17日のテレビ朝日で、「福田康夫首相の無味乾燥な話より、麻生さんのような面白い話が受けるに決まって いる」「わが党も麻生人気を大いに活用しないといけない。『次は麻生さんに』の気持ちは多いと思う。私も、もちろんそう思っている」 などと、森喜朗元首相が述べたらしい。

 日本の人気政治家が野党をナチス呼ばわりした、と世界中で呆れ笑われたばかりのところにこれだ。
 大衆受けのする“面白い”話のできる人が首相にいいなんて世界中に発信されれば世界の良識が仰天するような、またまたはずかしい発言だと思う。
 
 もう、これ以上、恥をさらしてほしくない。

 この森喜朗氏を見るたびに、かつて支持率最低の内閣を率い、うっかり本音を漏らしてしまったこと数限りないこの方がそもそも首相になったこと自体、私たちの国の不幸ではないか、と思ってしまう。日本の政治の不毛を象徴する人物だ、と思う。
 
 そしてもうひとつ。
 今日のNHK早朝のニュースによると、公務員制度改革の重要なテーマを審議し福田総理大臣に助言する「顧問会議」のメンバーが決まったらしい。
 NKKEI NETによると15日にすでに発表になっていたようだけれど。

 で、メンバーは、

  御手洗冨士夫(日本経団連会長)、桜井正光(経済同友会代表幹事)、岡村正(日本商工会議所会頭)、麻生渡(全国知事会会長・福岡県知事)、高木剛(連合 会長)、堺屋太一(作家・元経企庁長官)、佐々木毅(学習院大学教授)、岩田喜美枝(資生堂副社長)、川戸恵子(TBSシニアコメンテーター)、田中一昭 (拓殖大名誉教授)、屋山太郎(評論 家)らとのこと。

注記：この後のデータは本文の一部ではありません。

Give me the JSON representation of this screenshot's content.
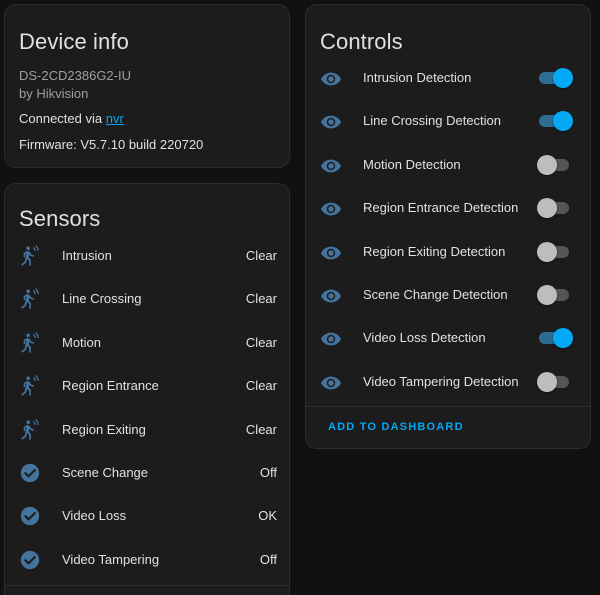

 こうした顔ぶれを見ると、もうそれだけでどんな諮問になるか想像がつきそう。

 で こちらですでに紹介済みのトーマス・フランクさん。このかたの保守と産業に関する指摘が思い出される。

「保守主義の本質は運動であると同時に産業である」。

 日本会議などが繰り広げてきた運動を考えてみれば、肯ける。私たちの国の場合、保守化運動というより“復古運動”だが。
 産業として成りたっているものの中には、本屋にうずたかく積まれたいくつもの右派系雑誌などが思い浮かぶし、さまざまな保守団体が企業に自分たちの出版物等を高く売りつけて資金を稼ぐのも思い出す。
 故瀬島龍三らが産業界に根を張る一方で日本会議を引っ張ってきたことも忘れられない。
 保守団体の資金は潤沢だろう、と思う。
 
 そしてフランクさんは「最良の公僕は最悪の公僕」という言葉を紹介して、行政に、有能な人は要らない、という産業人の基本姿勢を指摘。

 この言葉は、クーリッジ政権という大恐慌前夜での米国商工会議所会頭の言葉。
 行政が機能して市民サービスが行き届けば、人々の行政に対する期待はますます大きくなって広がる。そうなると産業は衰退するしかない、という考え。そこには、「小さな政府」で結構、行政の市民サービスなど不必要だ、という経済人の姿勢が読み取れる。

 とりわけコイズミ純一郎政権からこのかた、こうした姿勢の“有識者”が私たちの国では幅を利かせてきた。この公務員制度改革に関する顧問団も、そんな有識者たちの姿勢を体現している人たちの集まりといえそうだ。

 いってみれば、社会保険庁に代表されるダメな役所づくりを許しておけば国民は愛想を尽かす。その時が民営化のチャンスだ、と儲けの機会を虎視眈々と狙ってきたということ?

  もともと、市民生活に必要だけれど利益は生み出さない、あるいは利益を生み出す必要はない、というものが行政の手に託されている。それを民営化してしまえ ば当然利益を生み出す必要があるわけで、民営化の結果、誰が得をして誰が損するか、有権者/納税者の目に明らかになったときは、事態はかなり進んでいる。
 元に戻すことは不可能ではないけれど、かなり困難だ。

 かくも狡猾・巧妙な人々。私たちは気の休まる暇がない。